② Disque mobile sur lequel sont tracés :
• des arcs horaires gradués de 1h à 12h sur la partie supérieure du disque et à l'inverse sur la partie
inférieure. La circonférence du disque correspond à l'arc horaire des 12 heures.
• des lignes
parallèles espacées par des intervalles de 10° correspondant aux déclinaisons du Soleil lorsque
celui-ci parcourt les différents signes du zodiaque. La ligne centrale correspond à l'équateur céleste, les deux
lignes extérieures correspondent au tropique du Cancer (en haut) et au tropique du Capricorne (en bas).

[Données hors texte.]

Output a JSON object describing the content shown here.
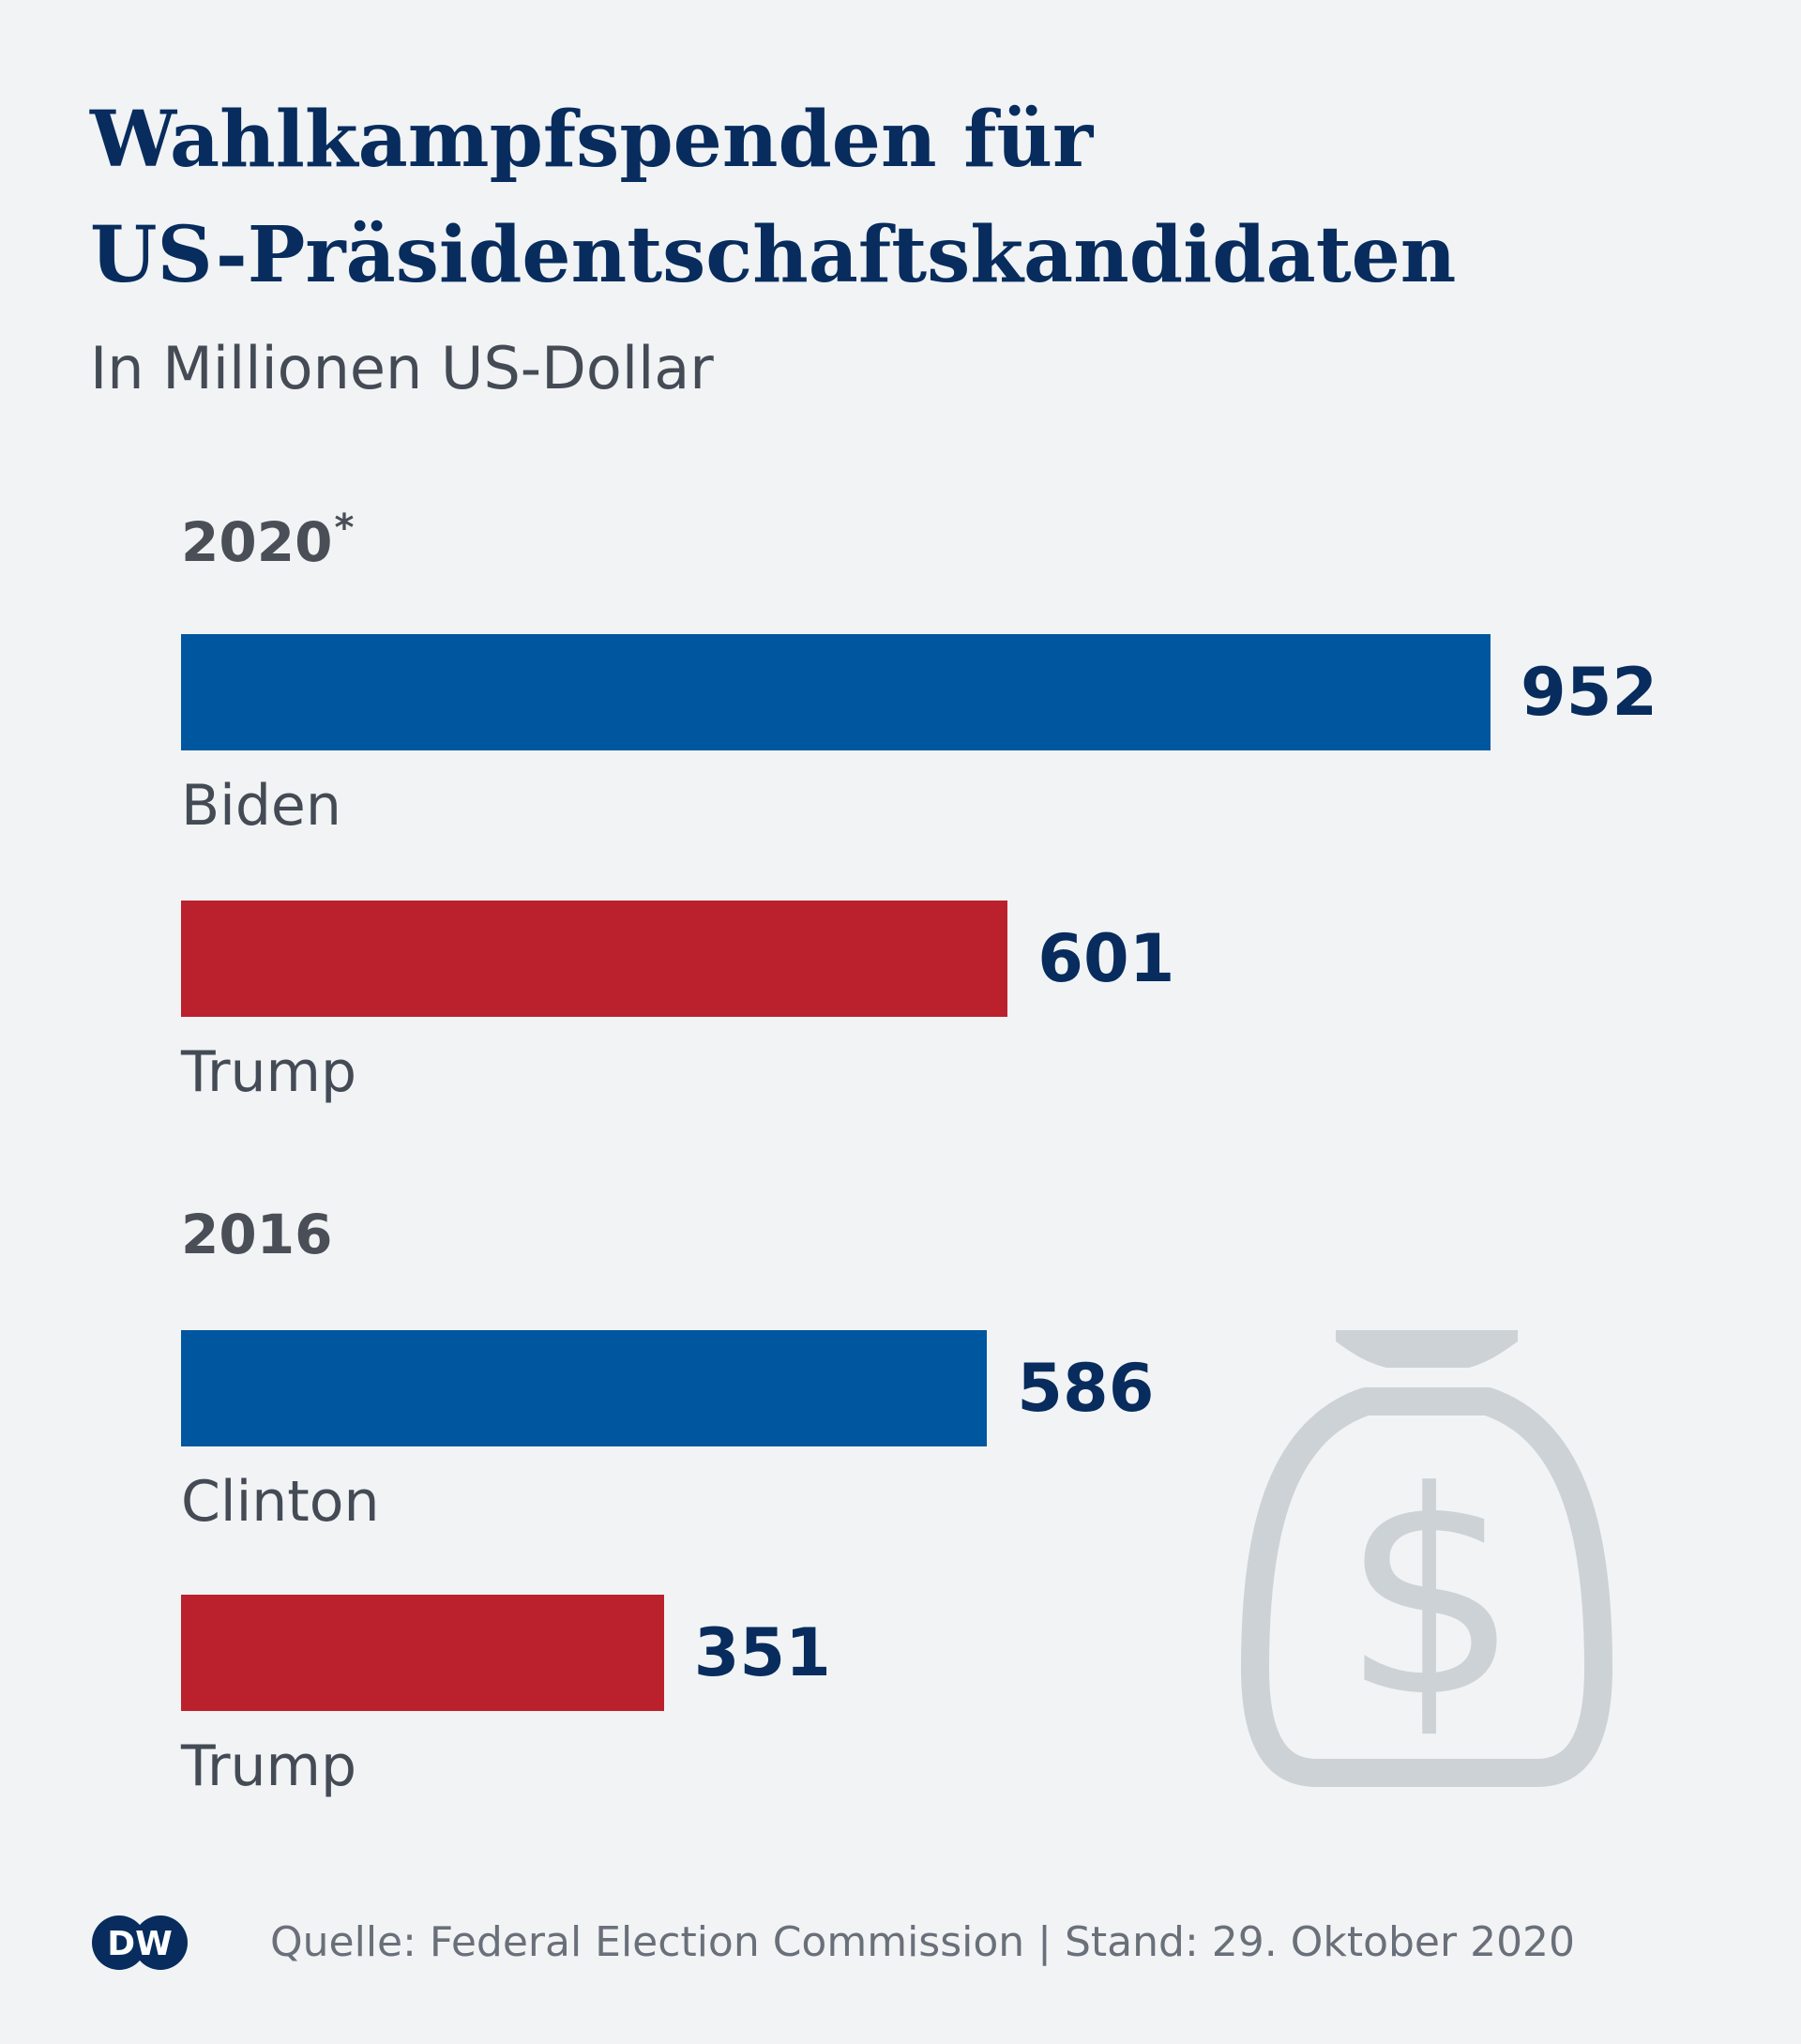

• un calendrier zodiacal de part et d'autre des extrémités des parallèles de déclinaison. Chaque calendrier
est composé des douze signes du zodiaque, opposés deux à deux. Chaque signe réunit trois lignes parallèles de
déclinaison soit 30°.
• deux index polaires diamétralement opposés avec le pôle Nord situé sur le haut du disque mobile.
③ Triangle rectangle isocèle, mobile autour d'un point situé hors du sommet opposé à l’hypoténuse.

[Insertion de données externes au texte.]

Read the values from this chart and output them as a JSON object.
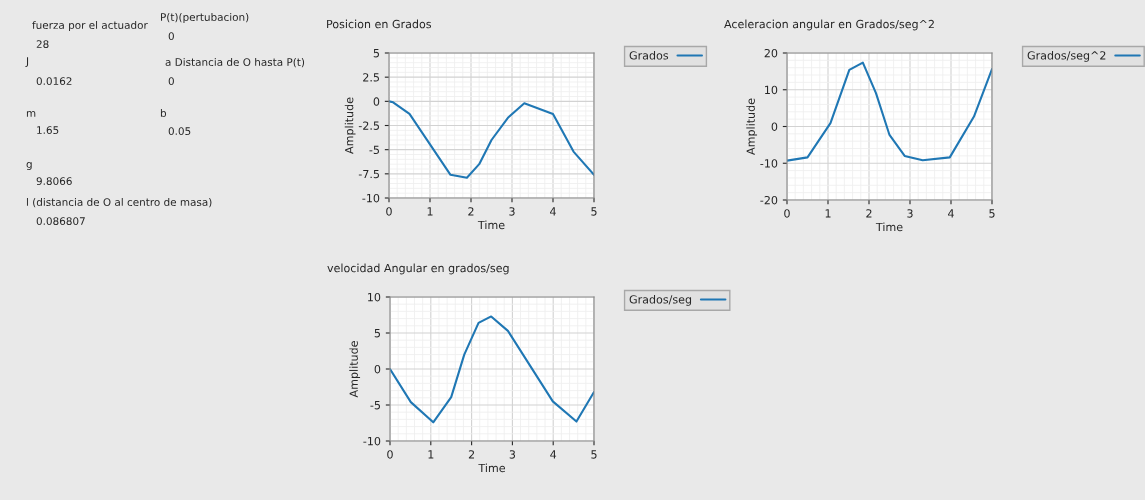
{
  "chart_data": [
    {
      "type": "other",
      "annotations": [
        "fuerza por el actuador",
        "28",
        "J",
        "0.0162",
        "m",
        "1.65",
        "g",
        "9.8066",
        "l (distancia de O al centro de masa)",
        "0.086807",
        "P(t)(pertubacion)",
        "0",
        "a Distancia de O hasta P(t)",
        "0",
        "b",
        "0.05"
      ]
    },
    {
      "type": "line",
      "title": "Posicion en Grados",
      "xlabel": "Time",
      "ylabel": "Amplitude",
      "xlim": [
        0,
        5
      ],
      "ylim": [
        -10,
        5
      ],
      "xticks": [
        0,
        1,
        2,
        3,
        4,
        5
      ],
      "yticks": [
        -10,
        -7.5,
        -5,
        -2.5,
        0,
        2.5,
        5
      ],
      "grid": true,
      "legend": "top right",
      "series": [
        {
          "name": "Grados",
          "color": "#1f77b4",
          "x": [
            0,
            0.1,
            0.5,
            1.5,
            1.9,
            2.2,
            2.5,
            2.9,
            3.3,
            4.0,
            4.5,
            5
          ],
          "values": [
            0,
            -0.1,
            -1.3,
            -7.6,
            -7.9,
            -6.5,
            -4.0,
            -1.7,
            -0.2,
            -1.3,
            -5.2,
            -7.6
          ]
        }
      ]
    },
    {
      "type": "line",
      "title": "Aceleracion angular en Grados/seg^2",
      "xlabel": "Time",
      "ylabel": "Amplitude",
      "xlim": [
        0,
        5
      ],
      "ylim": [
        -20,
        20
      ],
      "xticks": [
        0,
        1,
        2,
        3,
        4,
        5
      ],
      "yticks": [
        -20,
        -10,
        0,
        10,
        20
      ],
      "grid": true,
      "legend": "top right",
      "series": [
        {
          "name": "Grados/seg^2",
          "color": "#1f77b4",
          "x": [
            0,
            0.5,
            1.06,
            1.52,
            1.85,
            2.17,
            2.5,
            2.87,
            3.31,
            3.97,
            4.56,
            5
          ],
          "values": [
            -9.3,
            -8.4,
            0.9,
            15.4,
            17.4,
            9.1,
            -2.3,
            -8.0,
            -9.2,
            -8.4,
            2.7,
            15.6
          ]
        }
      ]
    },
    {
      "type": "line",
      "title": "velocidad Angular en grados/seg",
      "xlabel": "Time",
      "ylabel": "Amplitude",
      "xlim": [
        0,
        5
      ],
      "ylim": [
        -10,
        10
      ],
      "xticks": [
        0,
        1,
        2,
        3,
        4,
        5
      ],
      "yticks": [
        -10,
        -5,
        0,
        5,
        10
      ],
      "grid": true,
      "legend": "top right",
      "series": [
        {
          "name": "Grados/seg",
          "color": "#1f77b4",
          "x": [
            0,
            0.51,
            1.06,
            1.5,
            1.82,
            2.17,
            2.48,
            2.89,
            3.99,
            4.57,
            5
          ],
          "values": [
            0,
            -4.6,
            -7.4,
            -3.9,
            2.0,
            6.4,
            7.3,
            5.3,
            -4.5,
            -7.3,
            -3.2
          ]
        }
      ]
    }
  ]
}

L'un des côtés du triangle porte une pinnule de papier qui se relève à 90° faisant office de gnomon.
④ Languette rectangulaire correspondant à la ligne horizon, mobile autour d'un point situé hors de sa surface.
Elle est maintenue en position verticale, sur la graduation 0 du quart de cercle gradué, par un morceau de cire. Elle porte,
sur sa moitié inférieure, un repère de verticalité sur lequel vient pendre l'un des deux fils à plomb
⑤ Deux fils à plomb fixés pour l'un sur le haut du repère de verticalité de la languette horizon, pour
l'autre sur un point situé sur le côté du triangle rectangle, en direction du quart de cercle gradué, à
l'intersection du diamètre du disque mobile.
Diverses inscriptions en latin figurent sur les quatre éléments :
- • Sur le support fixe ①, Zénith en regard de la graduation 90° du quart de cercle gradué.
- • Sur le disque mobile ②, Index, Elevatio Poli (Élévation du pôle), Horae po(st)meridianae (Heures d'après-midi), Horae antemeridianae (Heures d'avant-midi), Polus Antarticus (Pôle sud), les symboles graphiques des douze signes du zodiaque et les graduations horaires de 1h à 12h au-dessus et au-dessous des parallèles de déclinaison.
- • Sur le triangle rectangle ③, Trigonus (triangle), Linea Umbrae (Ligne des ombres), Pinnacidium (Pinnule).
- • Sur la languette horizon ④, Horizon Vel Linea Ortus (Horizon ou Lignes des Levers) et Linea Aurorae Vel Crespusculina (Lignes des Aurores ou des Crépuscules ?).